I keep thinking about him being put under and them working in his tiny mouth on his tiny teeth and it makes me want to cry. I don't want him to have to go through this. I know he has to, but I just can't stand the image of him in the chair while they work on his teeth for an hour or more. My poor baby. His appointment is early next Wednesday morning.

I will feel better if I have a 2nd ped. dentist look. This place does things differently than the first as well. They will do an exam and the x-rays in office so they can give me a better idea of what will need to be done. The other place was basically going to just put him under, then do the x-rays and do whatever needs to be done all in one shot. I guess I just feel better if he gets this out of the way rather than adding to the time he has to be put under while they do x-rays as well.
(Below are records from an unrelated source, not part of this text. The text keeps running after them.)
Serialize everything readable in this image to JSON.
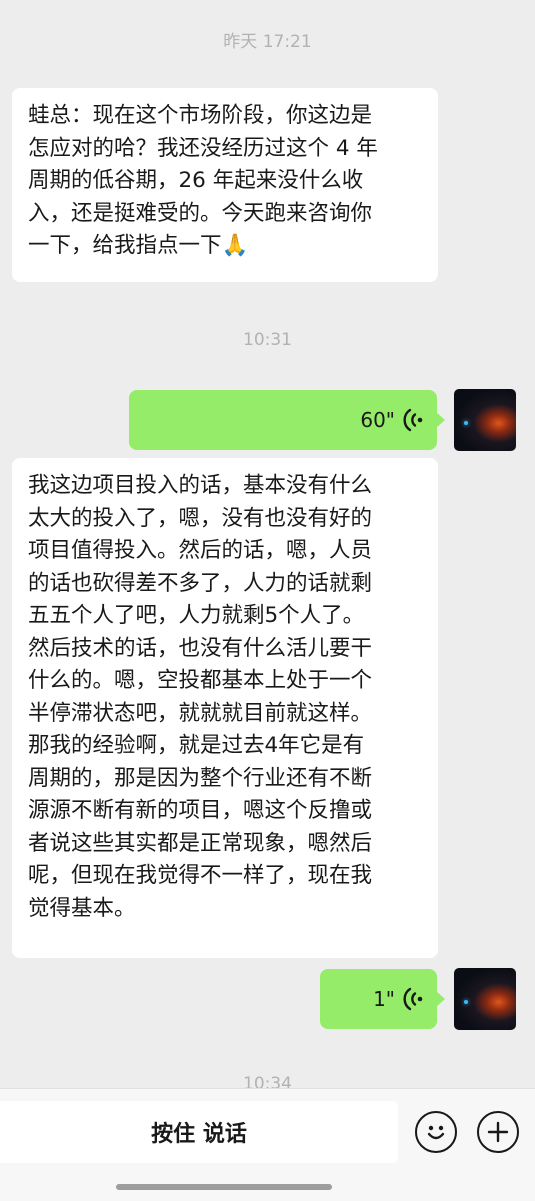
{
  "chat": {
    "timestamps": [
      "昨天 17:21",
      "10:31",
      "10:34"
    ],
    "messages": [
      {
        "sender": "contact",
        "type": "text",
        "text": "蛙总：现在这个市场阶段，你这边是\n怎应对的哈？我还没经历过这个 4 年\n周期的低谷期，26 年起来没什么收\n入，还是挺难受的。今天跑来咨询你\n一下，给我指点一下🙏"
      },
      {
        "sender": "me",
        "type": "voice",
        "duration": "60\""
      },
      {
        "sender": "contact",
        "type": "text",
        "text": "我这边项目投入的话，基本没有什么\n太大的投入了，嗯，没有也没有好的\n项目值得投入。然后的话，嗯，人员\n的话也砍得差不多了，人力的话就剩\n五五个人了吧，人力就剩5个人了。\n然后技术的话，也没有什么活儿要干\n什么的。嗯，空投都基本上处于一个\n半停滞状态吧，就就就目前就这样。\n那我的经验啊，就是过去4年它是有\n周期的，那是因为整个行业还有不断\n源源不断有新的项目，嗯这个反撸或\n者说这些其实都是正常现象，嗯然后\n呢，但现在我觉得不一样了，现在我\n觉得基本。"
      },
      {
        "sender": "me",
        "type": "voice",
        "duration": "1\""
      }
    ]
  },
  "input_bar": {
    "hold_to_talk_label": "按住 说话",
    "emoji_icon": "smiley-face-icon",
    "more_icon": "plus-circle-icon"
  },
  "colors": {
    "background": "#ededed",
    "incoming_bubble": "#ffffff",
    "outgoing_bubble": "#95ec69",
    "timestamp": "#b2b2b2"
  }
}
What do I know? I'm new at this. My girls never had dental issues. As a matter of fact, Hollywood has never had a filling in her life. And MK only had a couple when she was much older. Lil Bro is so little and I HATE the idea of putting him under. I know it is better for him and them to do it that way, but still. He's my baby.

2 comments:

  1. I think its a good idea to get a second opinion. However, one thing to consider - I did not put Holly under and tried to get her dental work done in the dentist office. They gave her a sedative and gas and she still fought them so hard - they had to put her on a papoose board (look it up). It BROKE my heart to hear her crying out for me and I could do nothing. I have to wonder if putting her under would have been better... Its so hard to know what to do.... Good luck with making decisions about it.